Starting Your Ghost Hunt
Ensure that you have permission to be there, I cannot emphasise this enough. Do not trespass or break in to conduct a ghost hunt; not only does it reflect badly on other ghost hunters who may like to conduct an investigation in the future, but it is illegal and will get you in trouble with the law. Always get permission in writing to conduct your hunt and take that with you along with your ID as you may be questioned about what you are doing by security or police (a group of people with torches wandering around in the dark is very suspicious).
Before you begin the hunt make sure you have researched the area thoroughly. Know its history, know which ghosts you are likely to encounter. It may be helpful for just one person in the paranormal investigation team to have this info, so as not to influence the other members.
The team should be rested and ready to work. While most ghost hunters enjoy what they do, it is still serious work, even if just a hobby, so make sure no-one is intoxicated, drunk or tired.
Try to have one person in charge of each piece of equipment/task. If there are only a few of you, still ensure that the tasks are divided up between you all and that everyone knows what they should be doing.

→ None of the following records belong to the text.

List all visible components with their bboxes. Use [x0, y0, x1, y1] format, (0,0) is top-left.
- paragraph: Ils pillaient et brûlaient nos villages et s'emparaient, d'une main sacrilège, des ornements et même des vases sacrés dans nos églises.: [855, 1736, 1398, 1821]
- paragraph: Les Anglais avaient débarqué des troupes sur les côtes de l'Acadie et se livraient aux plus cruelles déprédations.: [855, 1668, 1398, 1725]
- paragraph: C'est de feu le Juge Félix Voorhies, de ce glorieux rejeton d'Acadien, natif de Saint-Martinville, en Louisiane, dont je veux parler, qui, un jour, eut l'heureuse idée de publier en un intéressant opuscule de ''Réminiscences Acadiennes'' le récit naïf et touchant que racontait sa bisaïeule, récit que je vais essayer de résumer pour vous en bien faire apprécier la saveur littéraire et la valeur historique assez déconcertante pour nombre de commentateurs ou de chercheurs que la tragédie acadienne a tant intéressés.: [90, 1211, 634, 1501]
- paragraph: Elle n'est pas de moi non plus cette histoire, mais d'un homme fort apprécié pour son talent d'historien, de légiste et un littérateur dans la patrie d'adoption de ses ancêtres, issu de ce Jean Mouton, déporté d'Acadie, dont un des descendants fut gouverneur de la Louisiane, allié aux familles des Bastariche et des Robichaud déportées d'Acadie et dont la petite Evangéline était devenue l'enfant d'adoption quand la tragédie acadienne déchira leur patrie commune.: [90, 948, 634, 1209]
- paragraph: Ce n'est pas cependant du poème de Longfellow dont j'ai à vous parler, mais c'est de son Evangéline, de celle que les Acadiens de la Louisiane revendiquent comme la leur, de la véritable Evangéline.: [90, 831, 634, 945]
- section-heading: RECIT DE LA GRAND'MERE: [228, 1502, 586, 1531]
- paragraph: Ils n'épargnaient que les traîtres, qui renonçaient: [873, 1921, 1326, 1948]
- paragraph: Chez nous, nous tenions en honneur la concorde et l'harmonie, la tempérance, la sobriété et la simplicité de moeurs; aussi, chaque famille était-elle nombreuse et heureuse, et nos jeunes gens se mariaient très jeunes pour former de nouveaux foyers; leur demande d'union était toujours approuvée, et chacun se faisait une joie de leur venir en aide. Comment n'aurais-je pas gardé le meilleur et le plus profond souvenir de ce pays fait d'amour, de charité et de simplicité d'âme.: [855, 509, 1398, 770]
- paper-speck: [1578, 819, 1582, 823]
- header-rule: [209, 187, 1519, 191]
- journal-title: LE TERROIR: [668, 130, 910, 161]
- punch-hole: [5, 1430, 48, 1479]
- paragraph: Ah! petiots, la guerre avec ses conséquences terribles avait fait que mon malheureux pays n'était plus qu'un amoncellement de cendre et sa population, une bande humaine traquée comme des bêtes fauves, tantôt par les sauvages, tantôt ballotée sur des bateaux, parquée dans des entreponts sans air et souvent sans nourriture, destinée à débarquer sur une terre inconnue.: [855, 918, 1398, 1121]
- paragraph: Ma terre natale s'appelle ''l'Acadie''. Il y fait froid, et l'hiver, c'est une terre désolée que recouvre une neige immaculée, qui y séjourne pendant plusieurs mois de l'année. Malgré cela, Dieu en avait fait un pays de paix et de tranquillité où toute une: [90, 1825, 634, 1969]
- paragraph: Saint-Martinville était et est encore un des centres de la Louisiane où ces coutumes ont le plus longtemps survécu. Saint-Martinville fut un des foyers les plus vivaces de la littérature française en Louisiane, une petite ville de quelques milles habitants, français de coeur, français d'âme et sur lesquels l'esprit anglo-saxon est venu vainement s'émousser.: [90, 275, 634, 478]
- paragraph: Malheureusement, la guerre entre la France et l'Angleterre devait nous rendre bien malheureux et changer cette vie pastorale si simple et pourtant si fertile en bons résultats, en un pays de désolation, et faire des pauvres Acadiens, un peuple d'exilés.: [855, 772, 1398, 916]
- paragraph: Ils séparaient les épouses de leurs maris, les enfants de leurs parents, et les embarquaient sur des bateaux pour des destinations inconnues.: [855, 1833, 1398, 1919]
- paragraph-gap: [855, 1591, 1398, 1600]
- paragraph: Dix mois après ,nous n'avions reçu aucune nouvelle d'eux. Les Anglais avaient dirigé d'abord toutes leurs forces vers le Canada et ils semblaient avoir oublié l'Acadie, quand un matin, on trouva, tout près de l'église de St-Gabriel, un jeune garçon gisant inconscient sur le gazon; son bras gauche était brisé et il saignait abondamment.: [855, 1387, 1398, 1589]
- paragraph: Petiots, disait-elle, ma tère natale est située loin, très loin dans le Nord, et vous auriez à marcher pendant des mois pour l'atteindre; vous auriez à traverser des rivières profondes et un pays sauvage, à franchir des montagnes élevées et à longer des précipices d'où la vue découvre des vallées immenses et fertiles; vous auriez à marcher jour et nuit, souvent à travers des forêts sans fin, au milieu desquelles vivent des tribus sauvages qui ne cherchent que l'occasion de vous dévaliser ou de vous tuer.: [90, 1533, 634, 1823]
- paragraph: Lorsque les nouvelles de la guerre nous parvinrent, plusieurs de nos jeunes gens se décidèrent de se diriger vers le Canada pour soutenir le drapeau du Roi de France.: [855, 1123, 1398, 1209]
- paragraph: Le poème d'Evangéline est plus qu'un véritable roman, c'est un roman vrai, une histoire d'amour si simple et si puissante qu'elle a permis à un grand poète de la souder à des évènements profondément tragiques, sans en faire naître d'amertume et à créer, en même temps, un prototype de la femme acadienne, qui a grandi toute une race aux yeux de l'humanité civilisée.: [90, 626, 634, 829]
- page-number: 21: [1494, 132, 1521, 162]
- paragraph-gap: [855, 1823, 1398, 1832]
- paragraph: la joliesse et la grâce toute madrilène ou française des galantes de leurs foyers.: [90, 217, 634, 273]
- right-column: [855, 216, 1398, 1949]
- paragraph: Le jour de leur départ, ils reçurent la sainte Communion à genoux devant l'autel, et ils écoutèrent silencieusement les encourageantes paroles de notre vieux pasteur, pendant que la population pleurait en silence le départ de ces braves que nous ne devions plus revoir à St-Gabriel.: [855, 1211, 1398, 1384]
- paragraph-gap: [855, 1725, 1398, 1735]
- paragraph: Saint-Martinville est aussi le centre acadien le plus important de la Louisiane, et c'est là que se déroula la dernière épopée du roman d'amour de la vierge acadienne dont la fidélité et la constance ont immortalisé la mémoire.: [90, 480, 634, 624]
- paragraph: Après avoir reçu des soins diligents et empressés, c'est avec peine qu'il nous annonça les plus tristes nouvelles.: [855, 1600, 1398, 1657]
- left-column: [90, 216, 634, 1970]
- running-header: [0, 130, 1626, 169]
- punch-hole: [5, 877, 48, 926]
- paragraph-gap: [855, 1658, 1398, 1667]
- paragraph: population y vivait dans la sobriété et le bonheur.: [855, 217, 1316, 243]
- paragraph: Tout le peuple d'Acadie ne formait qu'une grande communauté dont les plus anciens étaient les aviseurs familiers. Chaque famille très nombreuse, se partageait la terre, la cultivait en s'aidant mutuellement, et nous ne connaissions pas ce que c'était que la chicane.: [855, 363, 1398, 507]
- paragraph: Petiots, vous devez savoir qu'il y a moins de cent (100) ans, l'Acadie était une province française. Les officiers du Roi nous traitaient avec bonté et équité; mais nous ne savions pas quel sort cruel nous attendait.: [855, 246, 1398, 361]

This helps the hunt flow better and means you cover more.
If your hunt is at night, make sure you have walked around the area and familiarised yourself with it during the day. Be sure to take plenty of photographs before the hunt begins, so you have a record of the lay out before the lights go out.
Run through the planned schedule of the ghost hunt for everyone so the whole team has it fresh in their mind before they begin.
During Your Ghost Hunt
If you are using motion sensors or setting up static cameras in rooms, then do that at the start of the hunt. If there have been reports of objects moving in certain areas, then you may want to set up a controlled object experiment. This is a flat object like a coin that is placed on a white piece of paper. Draw an outline around the object and leave it for the duration of the hunt. At the end of the hunt, check on the object to see if it has been moved. To make it more scientific, you can keep a camera on the object and the surrounding area for the duration of the experiment.
Make sure no-one goes anywhere alone at any point in the ghost hunt. At the very least ensure everyone sticks to a buddy system, but much better are small groups of four people or so, but of course, this depends on the number of people taking part in the investigation.
If a situation becomes too intense or people start to feel weird or afraid, consider taking a short break to allow everyone to compose themselves; high emotions, especially negative ones can be used against you by mischievous ghosts.
While you should follow your plan and your schedule, don’t be afraid to deviate from it slightly if one area is showing more activity than another. Don’t spend too much time going over photographs or EVP as you’ll waste precious time during the hunt, and you’ll have plenty of time to go over your findings at the end.
Expert Ghost Hunters
If you’re still unsure about starting out on your own, then why not accompany a group of professional ghost hunters. This may be a good idea anyway, to see how other people organise an investigation. There are paranormal companies that organise ghost hunts and you can pay to go on one of these. There are also ghost hunting clubs, which you can join and be a part of their regular ghost hunts while you learn the ropes.
Check online for ghost hunting groups or organisations in your area.
If you want to start investigating ghosts seriously or have more scientifically verifiable results, then you need to learn more. For example, in his Top 5 Ghost Hunting Mistakes Benjamin Radford speaks about the need to be more scientific if you want to be a real ghost hunter.
Good luck, be safe and happy ghost hunting!